Stephanie Jones: Book Review - The Life and Loves of a He Devil by Graham Norton

Publish Date
Friday, 14 November 2014, 12:00AM
Author
By Stephanie Jones

Graham Norton’s effervescent blend of camp and cheek has earned him fans among all generations and three high-profile current roles, the most lucrative being a long-running Friday night talk-show gig that has made him one of the BBC’s most highly paid stars.

The others, a fortnightly advice column in the Daily Telegraph and a Saturday morning show on BBC Radio 2, are covered in the ‘Work’ chapter of Norton’s frank and entertaining new memoir, The Life and Loves of a He Devil, which delivers what he promises at the outset - not a chronology of events since the publication of his autobiography proper, So Me, a decade ago, but a distillation of and hilarious rumination over his great passions, which along with his career include dogs, “booze”, men, divas, Ireland and New York.

In an introductory anecdote that sets the mood for what follows – funny and revealing without being dirty, self-aware but not self-deprecating – Norton says the idea for a follow-up book about his life came to him as he surveyed the room at his 50th-birthday party (“itself an enormous gay wedding where I would declare my undying love for myself”) and saw himself reflected in the 300 attendees, who included k d lang, a “smattering” of guests from his talk show and a posse of friends, family and colleagues.
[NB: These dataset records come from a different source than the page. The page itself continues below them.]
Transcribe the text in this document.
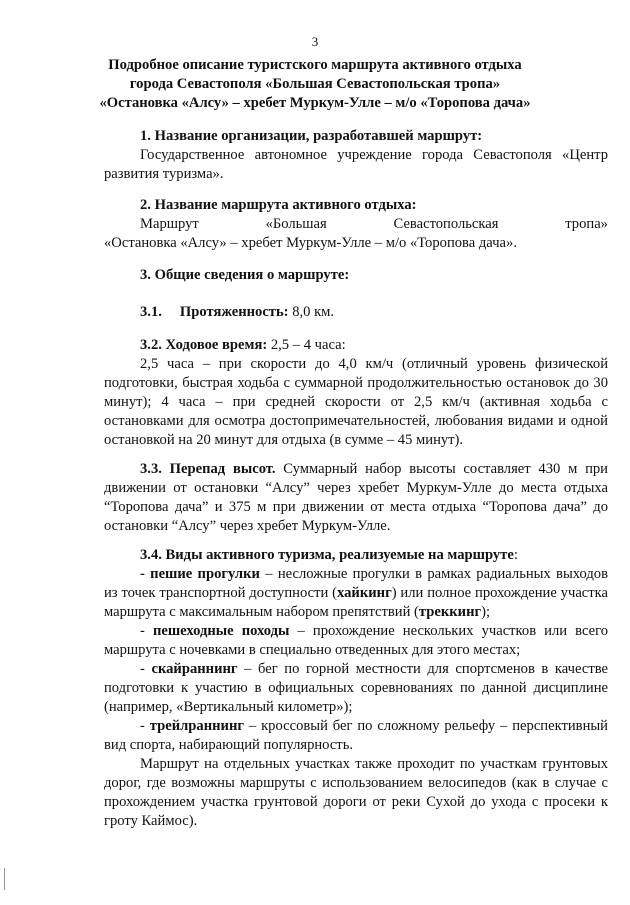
3
Подробное описание туристского маршрута активного отдыха
города Севастополя «Большая Севастопольская тропа»
«Остановка «Алсу» – хребет Муркум-Улле – м/о «Торопова дача»
1. Название организации, разработавшей маршрут:
Государственное автономное учреждение города Севастополя «Центр развития туризма».
2. Название маршрута активного отдыха:
Маршрут	«Большая	Севастопольская	тропа»
«Остановка «Алсу» – хребет Муркум-Улле – м/о «Торопова дача».
3. Общие сведения о маршруте:
3.1. Протяженность: 8,0 км.
3.2. Ходовое время: 2,5 – 4 часа:
2,5 часа – при скорости до 4,0 км/ч (отличный уровень физической подготовки, быстрая ходьба с суммарной продолжительностью остановок до 30 минут); 4 часа – при средней скорости от 2,5 км/ч (активная ходьба с остановками для осмотра достопримечательностей, любования видами и одной остановкой на 20 минут для отдыха (в сумме – 45 минут).
3.3. Перепад высот. Суммарный набор высоты составляет 430 м при движении от остановки “Алсу” через хребет Муркум-Улле до места отдыха “Торопова дача” и 375 м при движении от места отдыха “Торопова дача” до остановки “Алсу” через хребет Муркум-Улле.
3.4. Виды активного туризма, реализуемые на маршруте:
- пешие прогулки – несложные прогулки в рамках радиальных выходов из точек транспортной доступности (хайкинг) или полное прохождение участка маршрута с максимальным набором препятствий (треккинг);
- пешеходные походы – прохождение нескольких участков или всего маршрута с ночевками в специально отведенных для этого местах;
- скайраннинг – бег по горной местности для спортсменов в качестве подготовки к участию в официальных соревнованиях по данной дисциплине (например, «Вертикальный километр»);
- трейлраннинг – кроссовый бег по сложному рельефу – перспективный вид спорта, набирающий популярность.
Маршрут на отдельных участках также проходит по участкам грунтовых дорог, где возможны маршруты с использованием велосипедов (как в случае с прохождением участка грунтовой дороги от реки Сухой до ухода с просеки к гроту Каймос).
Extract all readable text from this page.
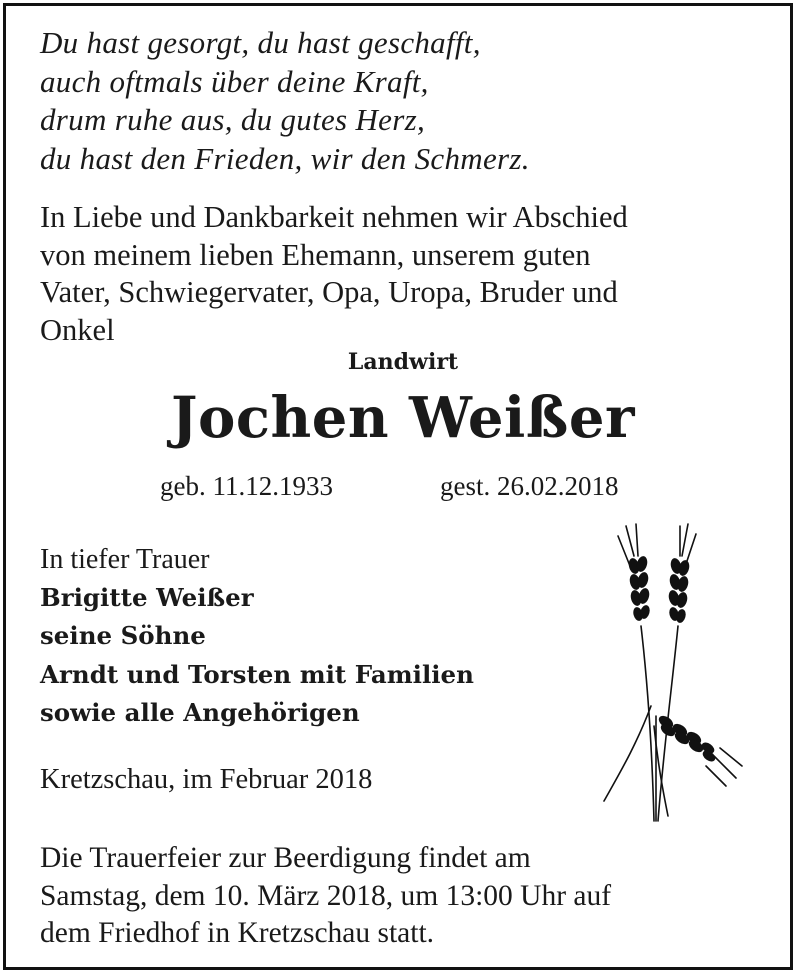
Du hast gesorgt, du hast geschafft,
auch oftmals über deine Kraft,
drum ruhe aus, du gutes Herz,
du hast den Frieden, wir den Schmerz.
In Liebe und Dankbarkeit nehmen wir Abschied
von meinem lieben Ehemann, unserem guten
Vater, Schwiegervater, Opa, Uropa, Bruder und
Onkel
Landwirt
Jochen Weißer
geb. 11.12.1933	gest. 26.02.2018
In tiefer Trauer
Brigitte Weißer
seine Söhne
Arndt und Torsten mit Familien
sowie alle Angehörigen
Kretzschau, im Februar 2018
Die Trauerfeier zur Beerdigung findet am
Samstag, dem 10. März 2018, um 13:00 Uhr auf
dem Friedhof in Kretzschau statt.
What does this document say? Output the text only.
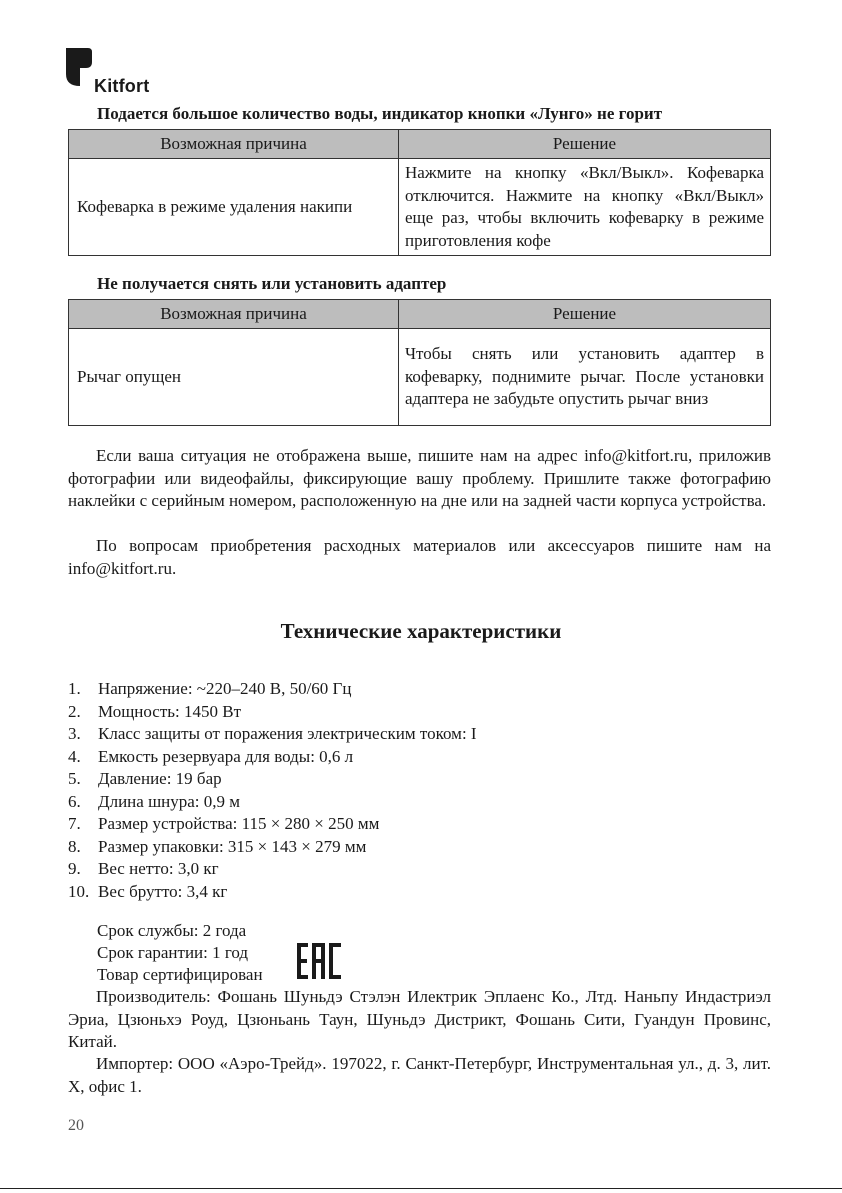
Kitfort
Подается большое количество воды, индикатор кнопки «Лунго» не горит
Возможная причина	Решение
Кофеварка в режиме удаления накипи	Нажмите на кнопку «Вкл/Выкл». Кофеварка отключится. Нажмите на кнопку «Вкл/Выкл» еще раз, чтобы включить кофеварку в режиме приготовления кофе
Не получается снять или установить адаптер
Возможная причина	Решение
Рычаг опущен	Чтобы снять или установить адаптер в кофеварку, поднимите рычаг. После установки адаптера не забудьте опустить рычаг вниз

Если ваша ситуация не отображена выше, пишите нам на адрес info@kitfort.ru, приложив фотографии или видеофайлы, фиксирующие вашу проблему. Пришлите также фотографию наклейки с серийным номером, расположенную на дне или на задней части корпуса устройства.

По вопросам приобретения расходных материалов или аксессуаров пишите нам на info@kitfort.ru.

Технические характеристики
1. Напряжение: ~220–240 В, 50/60 Гц
2. Мощность: 1450 Вт
3. Класс защиты от поражения электрическим током: I
4. Емкость резервуара для воды: 0,6 л
5. Давление: 19 бар
6. Длина шнура: 0,9 м
7. Размер устройства: 115 × 280 × 250 мм
8. Размер упаковки: 315 × 143 × 279 мм
9. Вес нетто: 3,0 кг
10. Вес брутто: 3,4 кг
Срок службы: 2 года
Срок гарантии: 1 год
Товар сертифицирован

Производитель: Фошань Шуньдэ Стэлэн Илектрик Эплаенс Ко., Лтд. Наньпу Индастриэл Эриа, Цзюньхэ Роуд, Цзюньань Таун, Шуньдэ Дистрикт, Фошань Сити, Гуандун Провинс, Китай.

Импортер: ООО «Аэро-Трейд». 197022, г. Санкт-Петербург, Инструментальная ул., д. 3, лит. Х, офис 1.

20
Perhaps the most revealing portion of the book, the chapter on men, will also be the most familiar to those who have read So Me, as Norton unflinchingly recounts various carnal and romantic escapades and muses frankly on where he finds himself in his early 50s after a series of long-term and long-distance relationships. He admits that despite his fondness for an accent, the latter element isn’t accidental, for he is unwilling to share everything required to have the “happy ever after”. What is apparent, as the upfront placement of the chapter titled ‘Dogs’ suggests, is that the great loves of his life are a Labradoodle named Bailey and a terrier, Madge.

Despite his lifelong obsession with dogs, he didn’t own one until adopting Bailey 10 years ago, and various humiliating experiences (Middle Eastern picnickers confronted with Bailey’s genetic brand of “hungry genius”; a hapless passerby who was left with the impression that Norton had imbued his pets with racist ideology) lead him to conclude, “If dignity is something that interests you, never get a dog.”

Similar enthusiasm and candour infect the entire book, which, much as Norton does on television, straddles the invisible line between too-much and not-enough. Tales of one-night-stands in unfamiliar environs and episodes of overindulgence are recounted with subtlety and a gauzy lens over the grittier bits. As in So Me, Norton remembers a dear friend, Syd, who was beloved in their London community before his death from AIDS in the 1980s. It is a sobering reminder that in spite of the levity Norton applies to the experience of leaving “the shores of heterosexuality behind” after early affairs with women, many of his compatriots did not survive the era.

Above all, the impression left by The Life and Loves of a He Devil is that of the author’s gratitude. Norton has innumerable loved ones, homes in London, Ireland and New York, a thriving career and, as a comprehensive physical at the half-century mark disclosed, robust health that has not been compromised by his close relationship with alcohol. Will we see another journey through the scintillating Norton psyche in 10 years’ time? I wouldn’t bet against it.